Practice your response in the mirror. While I hope that your buddies can keep you from having to respond to any wayward comments or questions, if your family is as persistent as mine, it’s a good idea to prepare for one or two to slip through the cracks. Take a deep breath and pick a line that you can memorize (trying to respond ad-lib in the moment can be hard!) in response to their questions. It might sound something like “You know, that’s really not something I want to talk about right now.” or “When there is something for you to know, you’ll know.” Say your prepared response calmly and then change the subject to keep your dear auntie from diving into follow-up questions… ”I heard you went on a trip this summer, tell me about it!”

It’s okay to be upset. I know that crying in the middle of Thanksgiving dinner isn’t on anyone’s bucket list, but after what you’ve been through, a few tears are more than understandable. You and your husband are on a challenging journey and, having my own fertility journey behind me now, I can say that I understand some of what you’re feeling. There is no shame in struggling with it, or even in miscarriage itself. Your family is asking about your family planning because they love you. If you get choked up talking about it, they’ll have an opportunity to love and support you in a new way. 

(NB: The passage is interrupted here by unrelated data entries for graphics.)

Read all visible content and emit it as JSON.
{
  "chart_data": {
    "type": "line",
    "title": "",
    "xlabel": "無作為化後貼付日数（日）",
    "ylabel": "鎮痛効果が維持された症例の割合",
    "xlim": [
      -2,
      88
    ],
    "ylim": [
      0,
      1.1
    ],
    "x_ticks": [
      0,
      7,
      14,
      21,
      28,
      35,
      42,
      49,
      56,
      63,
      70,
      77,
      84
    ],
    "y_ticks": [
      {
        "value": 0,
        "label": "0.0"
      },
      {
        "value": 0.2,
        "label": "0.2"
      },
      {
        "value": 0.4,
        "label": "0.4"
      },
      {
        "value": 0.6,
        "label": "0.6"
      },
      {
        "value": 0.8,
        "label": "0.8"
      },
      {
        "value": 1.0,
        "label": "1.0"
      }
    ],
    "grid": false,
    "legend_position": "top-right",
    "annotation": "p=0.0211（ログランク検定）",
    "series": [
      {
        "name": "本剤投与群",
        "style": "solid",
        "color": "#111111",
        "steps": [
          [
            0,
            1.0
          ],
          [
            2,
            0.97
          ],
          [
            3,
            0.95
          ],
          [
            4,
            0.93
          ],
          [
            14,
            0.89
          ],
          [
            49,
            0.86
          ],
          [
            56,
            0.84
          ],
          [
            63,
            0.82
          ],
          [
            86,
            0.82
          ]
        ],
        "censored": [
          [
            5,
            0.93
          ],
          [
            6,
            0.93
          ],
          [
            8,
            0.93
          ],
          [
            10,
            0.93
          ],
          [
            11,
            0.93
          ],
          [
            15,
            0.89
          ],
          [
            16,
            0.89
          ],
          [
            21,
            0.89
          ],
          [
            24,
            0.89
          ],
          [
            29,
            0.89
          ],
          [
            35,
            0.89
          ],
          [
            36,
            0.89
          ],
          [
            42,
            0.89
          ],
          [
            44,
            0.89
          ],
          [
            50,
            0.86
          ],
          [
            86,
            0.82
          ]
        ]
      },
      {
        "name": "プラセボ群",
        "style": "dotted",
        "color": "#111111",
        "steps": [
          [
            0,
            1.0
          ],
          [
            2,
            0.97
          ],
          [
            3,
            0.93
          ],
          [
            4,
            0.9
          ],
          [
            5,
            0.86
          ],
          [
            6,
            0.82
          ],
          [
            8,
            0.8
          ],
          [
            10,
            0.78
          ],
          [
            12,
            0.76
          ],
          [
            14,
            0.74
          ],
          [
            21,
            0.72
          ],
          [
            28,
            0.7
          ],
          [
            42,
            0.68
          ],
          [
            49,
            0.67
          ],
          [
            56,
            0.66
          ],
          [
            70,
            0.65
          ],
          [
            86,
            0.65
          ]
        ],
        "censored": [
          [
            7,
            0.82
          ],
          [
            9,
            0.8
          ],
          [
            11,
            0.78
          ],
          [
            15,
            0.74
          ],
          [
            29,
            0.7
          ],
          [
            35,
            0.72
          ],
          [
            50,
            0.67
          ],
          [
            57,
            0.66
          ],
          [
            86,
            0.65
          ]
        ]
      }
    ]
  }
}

  • Pro Tip: Even if you haven’t been in this reader’s shoes, you probably know someone who has. Check out these tips for how to support someone going through pregnancy loss, and equally importantly—what not to say. 

Even though I’m sure you’ve heard this from your doctor already, let me just say that miscarriage is not a personal failure or the end of your journey to parenthood. Around 20% of known pregnancies end in miscarriage, but somehow we still never really talk about it. If you haven’t yet, consider reaching out to a support group. Being open about your experience with other women who get it can help you process and let go of any stigma you might be feeling. 

Millions of women go through the same pain you’re experiencing now, On The Brink, and end up with beautiful, healthy families down the road. You and your husband deserve the freedom and space to create (and talk about) your family in the way that is right for you. I’m sending you all my love and best wishes for a quiet holiday and for the family that I’m sure you’ll have someday soon.